Continuing his analysis of fraternal bonds, Balcerzak’s final chapter compares changes in the construction of masculinity in the decade leading up to America’s entry into the Second World War. His analyses of Wheeler and Woolsey’s comedy Half Shot at Sunrise (1930) and the Abbott and Costello vehicle Buck Privates (1940) traces Hollywood’s shift towards increasingly conservative representations of homosocial relations in the armed forces. While Wheeler and Woolsey’s First World War soldiers mock rank and revel in sexual frivolity, Abbott and Costello’s film focuses on the recently introduced peacetime draft, issuing a rallying call to national service that is presented as a masculine rite of passage as, in between the hijinks, its protagonists are transformed from a motley crew of softies into a disciplined team of toughened privates.
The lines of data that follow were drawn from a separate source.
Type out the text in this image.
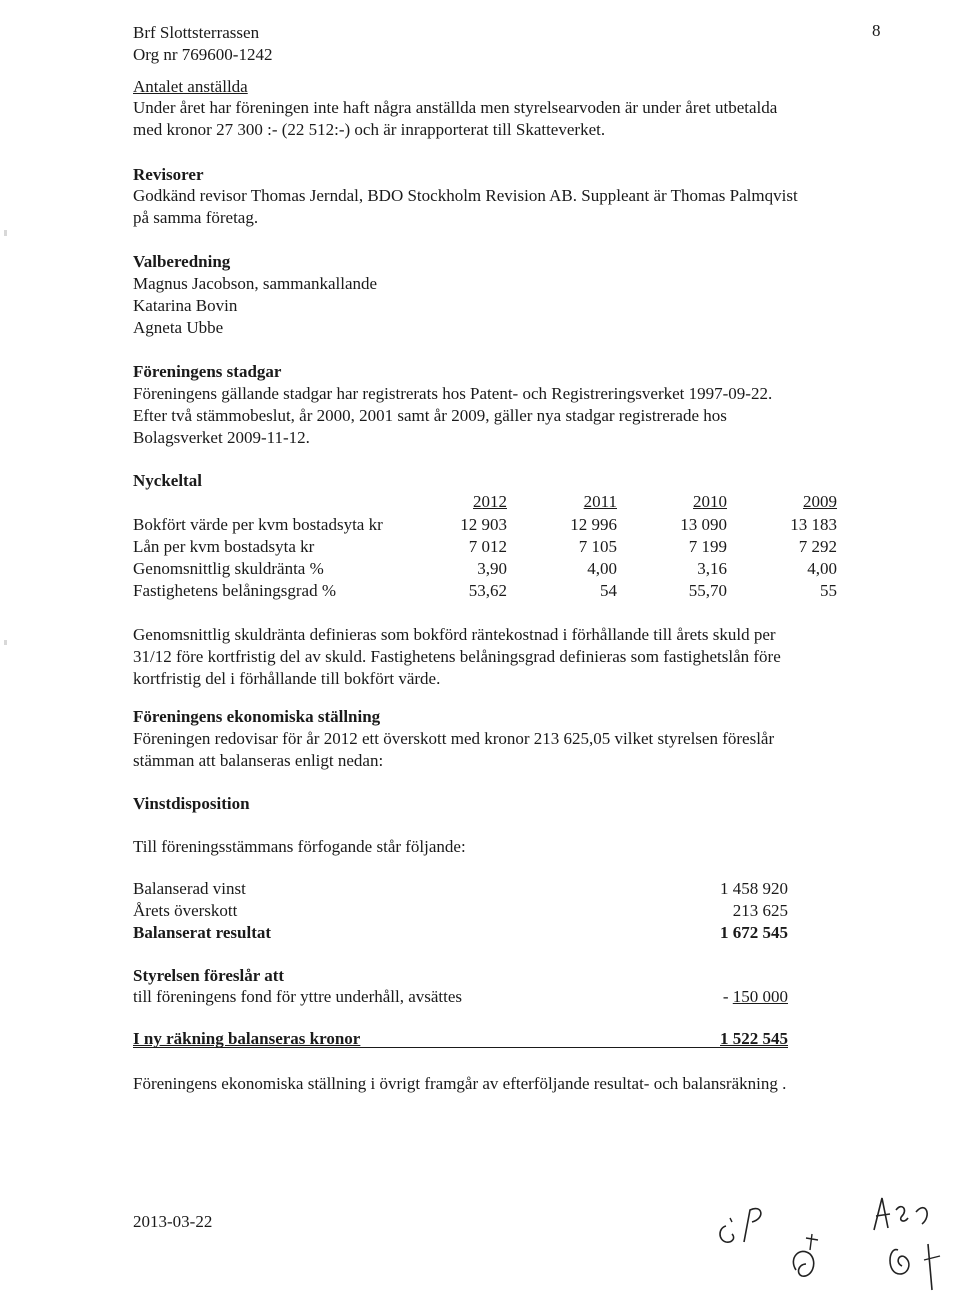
Brf Slottsterrassen
Org nr 769600-1242
8
Antalet anställda
Under året har föreningen inte haft några anställda men styrelsearvoden är under året utbetalda
med kronor 27 300 :- (22 512:-) och är inrapporterat till Skatteverket.
Revisorer
Godkänd revisor Thomas Jerndal, BDO Stockholm Revision AB. Suppleant är Thomas Palmqvist
på samma företag.
Valberedning
Magnus Jacobson, sammankallande
Katarina Bovin
Agneta Ubbe
Föreningens stadgar
Föreningens gällande stadgar har registrerats hos Patent- och Registreringsverket 1997-09-22.
Efter två stämmobeslut, år 2000, 2001 samt år 2009, gäller nya stadgar registrerade hos
Bolagsverket 2009-11-12.
Nyckeltal
	2012	2011	2010	2009
Bokfört värde per kvm bostadsyta kr	12 903	12 996	13 090	13 183
Lån per kvm bostadsyta kr	7 012	7 105	7 199	7 292
Genomsnittlig skuldränta %	3,90	4,00	3,16	4,00
Fastighetens belåningsgrad %	53,62	54	55,70	55
Genomsnittlig skuldränta definieras som bokförd räntekostnad i förhållande till årets skuld per
31/12 före kortfristig del av skuld. Fastighetens belåningsgrad definieras som fastighetslån före
kortfristig del i förhållande till bokfört värde.
Föreningens ekonomiska ställning
Föreningen redovisar för år 2012 ett överskott med kronor 213 625,05 vilket styrelsen föreslår
stämman att balanseras enligt nedan:
Vinstdisposition
Till föreningsstämmans förfogande står följande:
Balanserad vinst	1 458 920
Årets överskott	213 625
Balanserat resultat	1 672 545
Styrelsen föreslår att
till föreningens fond för yttre underhåll, avsättes	- 150 000
I ny räkning balanseras kronor	1 522 545
Föreningens ekonomiska ställning i övrigt framgår av efterföljande resultat- och balansräkning .
2013-03-22
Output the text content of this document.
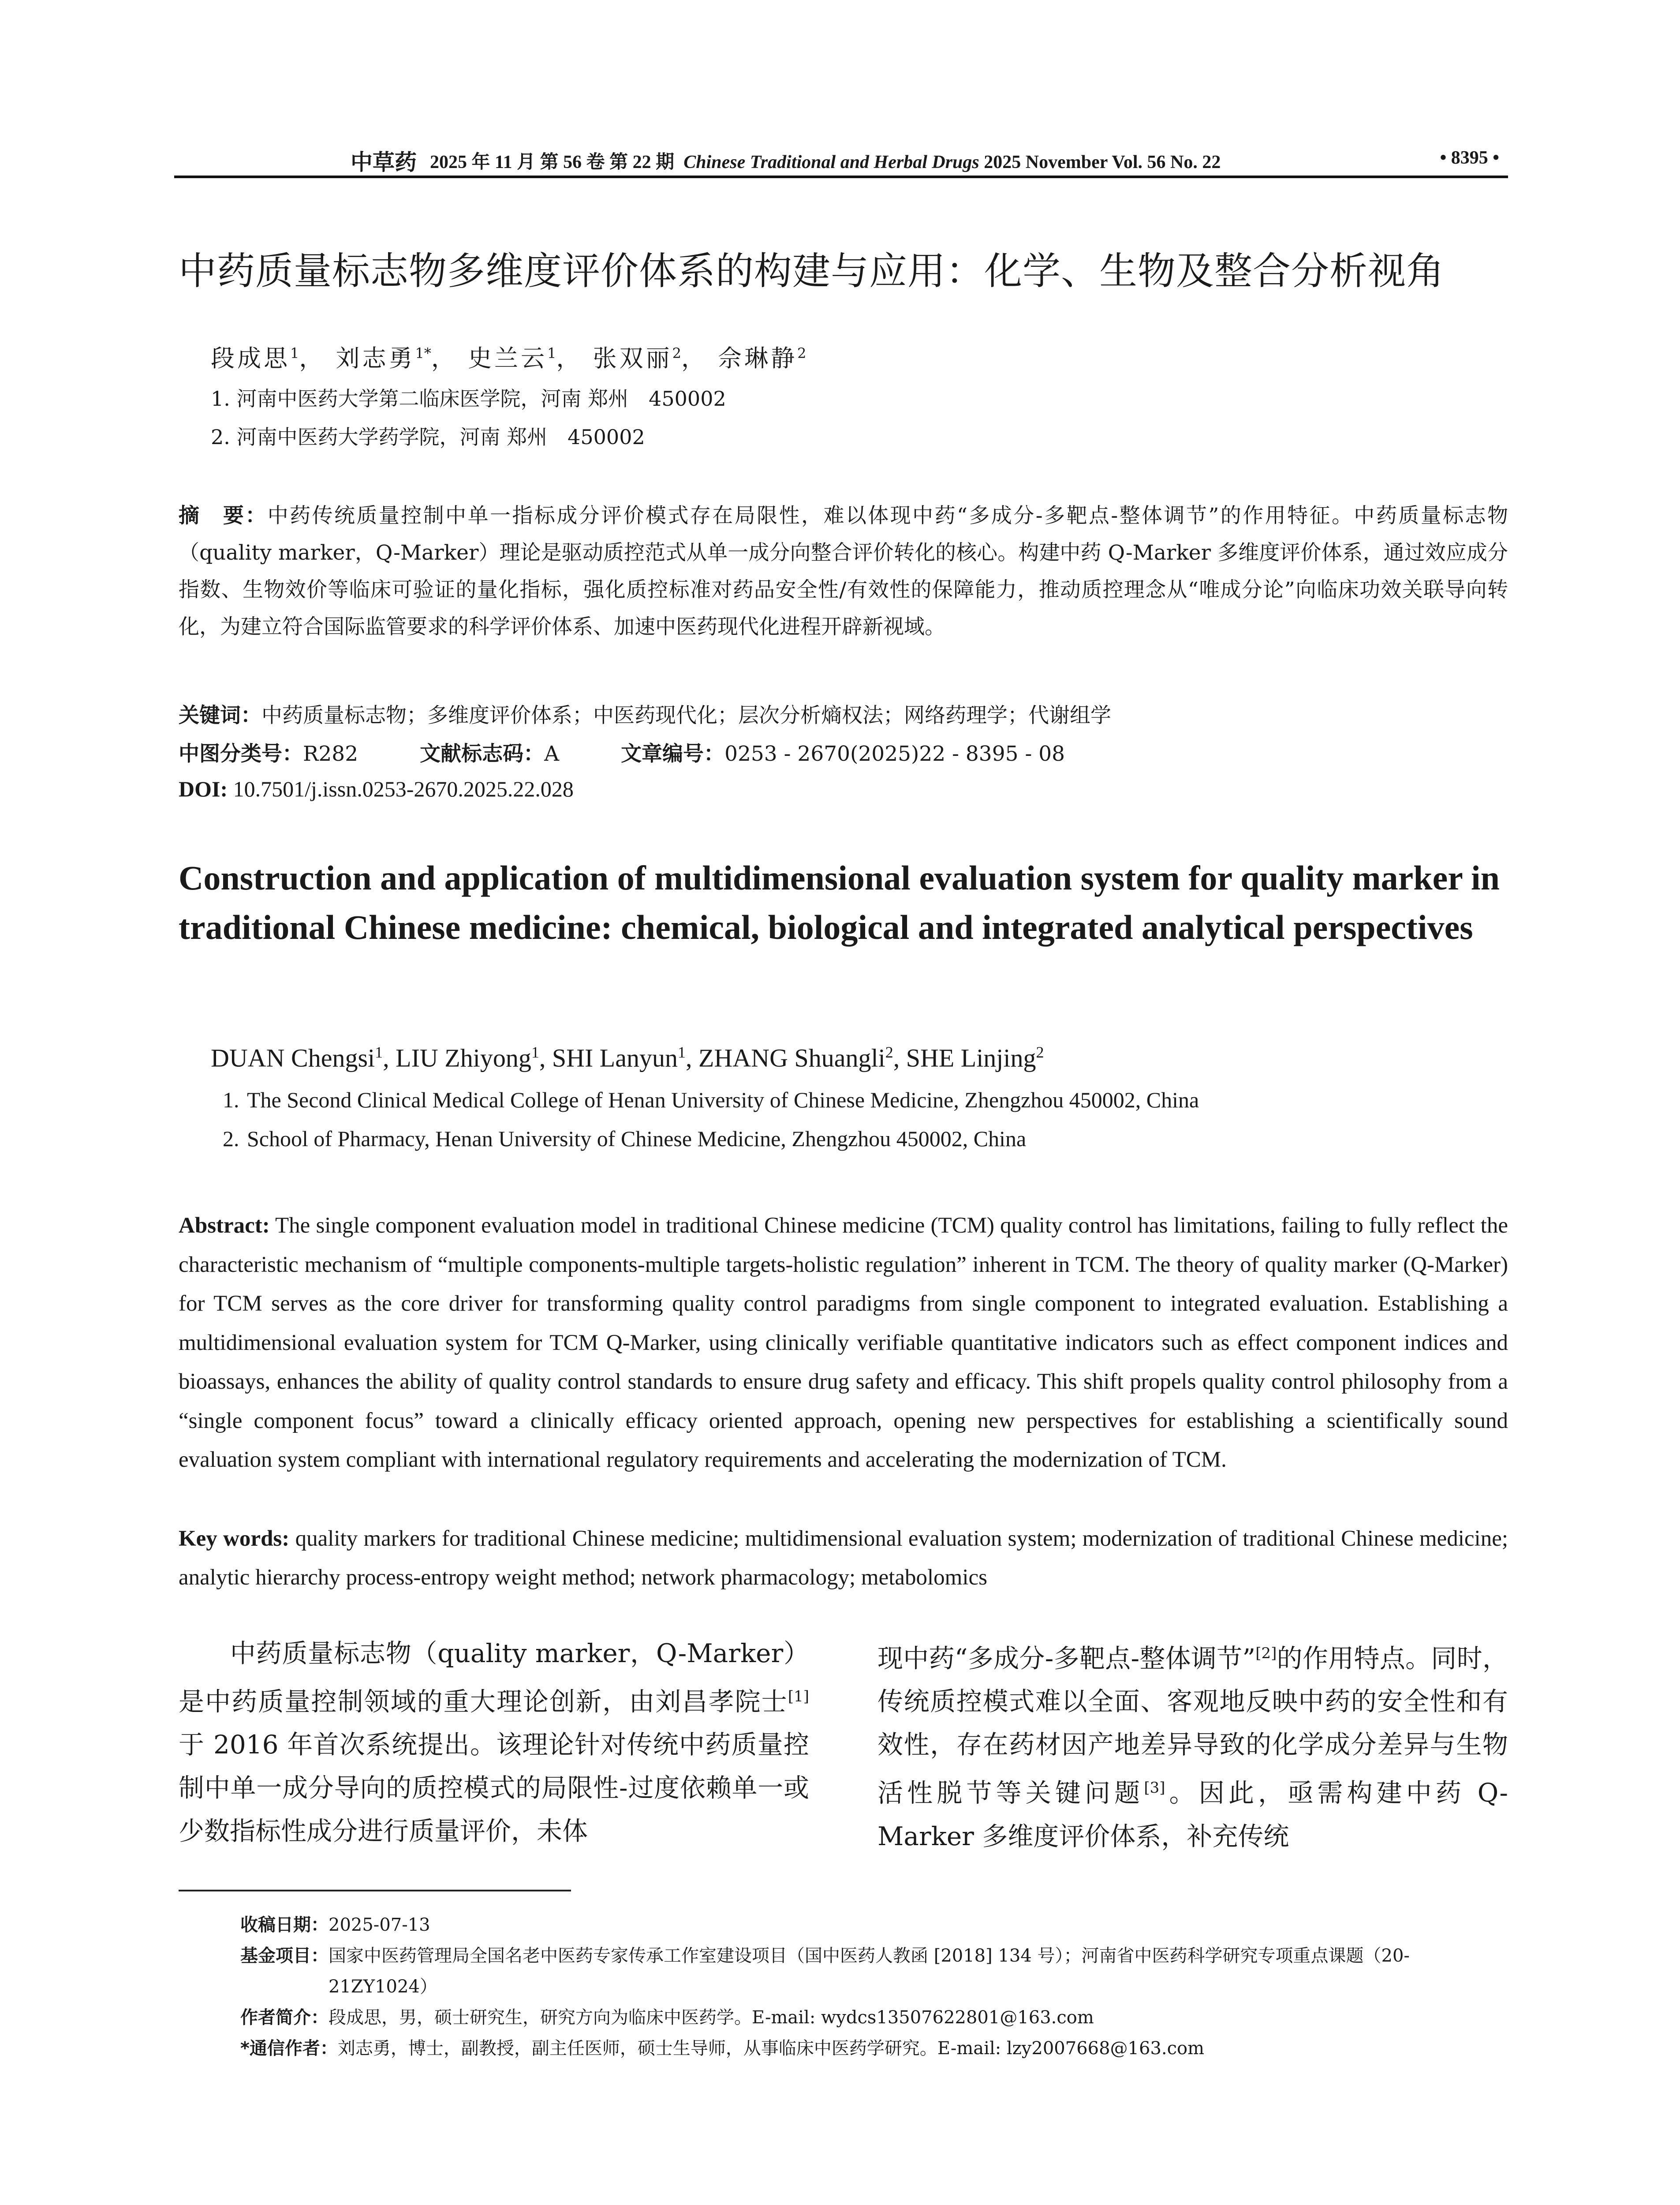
中草药 2025 年 11 月 第 56 卷 第 22 期 Chinese Traditional and Herbal Drugs 2025 November Vol. 56 No. 22	• 8395 •
中药质量标志物多维度评价体系的构建与应用：化学、生物及整合分析视角
段成思$^1$， 刘志勇$^{1*}$， 史兰云$^1$， 张双丽$^2$， 佘琳静$^2$
1. 河南中医药大学第二临床医学院，河南 郑州　450002
2. 河南中医药大学药学院，河南 郑州　450002
摘　要：中药传统质量控制中单一指标成分评价模式存在局限性，难以体现中药“多成分-多靶点-整体调节”的作用特征。中药质量标志物（quality marker，Q-Marker）理论是驱动质控范式从单一成分向整合评价转化的核心。构建中药 Q-Marker 多维度评价体系，通过效应成分指数、生物效价等临床可验证的量化指标，强化质控标准对药品安全性/有效性的保障能力，推动质控理念从“唯成分论”向临床功效关联导向转化，为建立符合国际监管要求的科学评价体系、加速中医药现代化进程开辟新视域。
关键词：中药质量标志物；多维度评价体系；中医药现代化；层次分析熵权法；网络药理学；代谢组学
中图分类号：R282	文献标志码：A	文章编号：0253 - 2670(2025)22 - 8395 - 08
DOI: 10.7501/j.issn.0253-2670.2025.22.028
Construction and application of multidimensional evaluation system for quality marker in traditional Chinese medicine: chemical, biological and integrated analytical perspectives
DUAN Chengsi$^1$, LIU Zhiyong$^1$, SHI Lanyun$^1$, ZHANG Shuangli$^2$, SHE Linjing$^2$
1. The Second Clinical Medical College of Henan University of Chinese Medicine, Zhengzhou 450002, China
2. School of Pharmacy, Henan University of Chinese Medicine, Zhengzhou 450002, China
Abstract: The single component evaluation model in traditional Chinese medicine (TCM) quality control has limitations, failing to fully reflect the characteristic mechanism of “multiple components-multiple targets-holistic regulation” inherent in TCM. The theory of quality marker (Q-Marker) for TCM serves as the core driver for transforming quality control paradigms from single component to integrated evaluation. Establishing a multidimensional evaluation system for TCM Q-Marker, using clinically verifiable quantitative indicators such as effect component indices and bioassays, enhances the ability of quality control standards to ensure drug safety and efficacy. This shift propels quality control philosophy from a “single component focus” toward a clinically efficacy oriented approach, opening new perspectives for establishing a scientifically sound evaluation system compliant with international regulatory requirements and accelerating the modernization of TCM.
Key words: quality markers for traditional Chinese medicine; multidimensional evaluation system; modernization of traditional Chinese medicine; analytic hierarchy process-entropy weight method; network pharmacology; metabolomics
中药质量标志物（quality marker，Q-Marker）是中药质量控制领域的重大理论创新，由刘昌孝院士[1]于 2016 年首次系统提出。该理论针对传统中药质量控制中单一成分导向的质控模式的局限性-过度依赖单一或少数指标性成分进行质量评价，未体
现中药“多成分-多靶点-整体调节”[2]的作用特点。同时，传统质控模式难以全面、客观地反映中药的安全性和有效性，存在药材因产地差异导致的化学成分差异与生物活性脱节等关键问题[3]。因此，亟需构建中药 Q-Marker 多维度评价体系，补充传统
收稿日期：2025-07-13
基金项目： 国家中医药管理局全国名老中医药专家传承工作室建设项目（国中医药人教函 [2018] 134 号）；河南省中医药科学研究专项重点课题（20-21ZY1024）
作者简介：段成思，男，硕士研究生，研究方向为临床中医药学。E-mail: wydcs13507622801@163.com
*通信作者：刘志勇，博士，副教授，副主任医师，硕士生导师，从事临床中医药学研究。E-mail: lzy2007668@163.com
Buffoon Men begins and ends with a discussion of contemporary comedians, arguing that an essential role of the male comic has long been that of a satirist interrogating and problematising contemporary constructions of patriarchal heteromasculinity. Unfortunately, Balcerzak’s concluding chapter is his least compelling, as he attempts an all-too brief summary of popular American comedy since the 1940s that devolves too much into generalisations. His discussion of black comedians is limited to Richard Pryor and Eddie Murphy, the latter described as a “heterosexually aggressive leading man” (195). But Murphy’s early hypermasculine persona typically targeted racial stereotypes and parodied white male insecurity, while Boomerang (1992) conspicuously plays with his persona, satirising his prized virility as it is undermined by an increasing emasculation at the hands of powerful women. Balcerzak also argues that female comedians have rarely enjoyed the levels of success of their male counterparts, and that most breakthrough performances by women have taken place on television. He is dismissive of most female comedians with the exception of such recent Saturday Night Live alumni as Tina Fey, suggesting this new generation of comediennes represent a change in direction for women in comedy as writer/producers. Surprisingly, Balcerzak fails to mention Better Midler in his discussion of popular female comedians. Considering his first case study was focused on Mae West, it seems fitting that he should include a discussion of Midler, especially as the two women share similar backgrounds, honing their talents in exclusively queer environments, and are both popular gay icons. In early December 2013, Variety fell victim to an online hoax when it published an article claiming that Midler was to play Mae West in an HBO biopic to be directed by William Friedkin and written by Harvey Fierstein. The prank successfully generated significant online buzz that generally praised the casting of Midler as West, further demonstrating the similarities between the two stars.
While the scope of Balcerzak’s book is ambitiously broad, each of his case studies is supported by meticulous research and an accessible writing style. It will prove a useful resource for researchers, teachers and students of gender studies, film history and Hollywood comedy.